By Martin Keady · June 29, 2023
The question, “What is the longest movie ever made?”, is as difficult, if not impossible, to answer definitively as, “What was the first movie ever made?”. It depends on how you define a “movie:” whether it is just a continuous piece of film that records actual (or even experimental) events, regardless of structure or form; or whether it has a narrative (or something resembling a narrative) and so is more recognizable as an actual “movie” as most people would understand the term, namely a story told through moving pictures.

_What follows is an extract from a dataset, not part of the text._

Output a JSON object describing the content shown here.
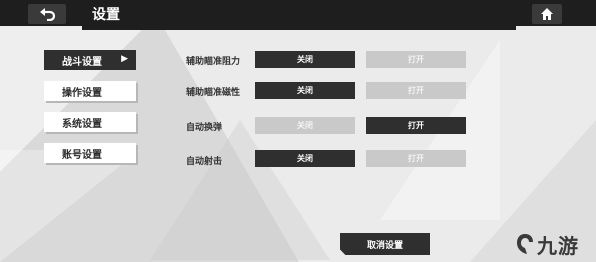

Nevertheless, as the resident film historian here at The Script Lab, I have attempted to answer the question, first considering the longest films ever made purely by length; then considering the longest actual movies (films with a plot) ever made; and then the question of what are the longest great films ever made. Finally, we suggest an answer that is not a film at all but a television series, showing how in the 21st century the traditional divides between film, television and all other forms of screen storytelling have almost completely collapsed.
It says everything about the difficulty of saying what the longest movie ever is that there is no absolutely definitive answer, even when the only attribute being measured is length.
The Guinness Book of World Records (and its online equivalent), which for so much of the 20th century was regarded as the best way of answering such questions, says that it is the perfectly named The Cure For Insomnia (1987), which was directed by John Henry Timmis IV. (The longstanding joke is that the previous three John Henry Timmis-es began the film and the fourth one finished it).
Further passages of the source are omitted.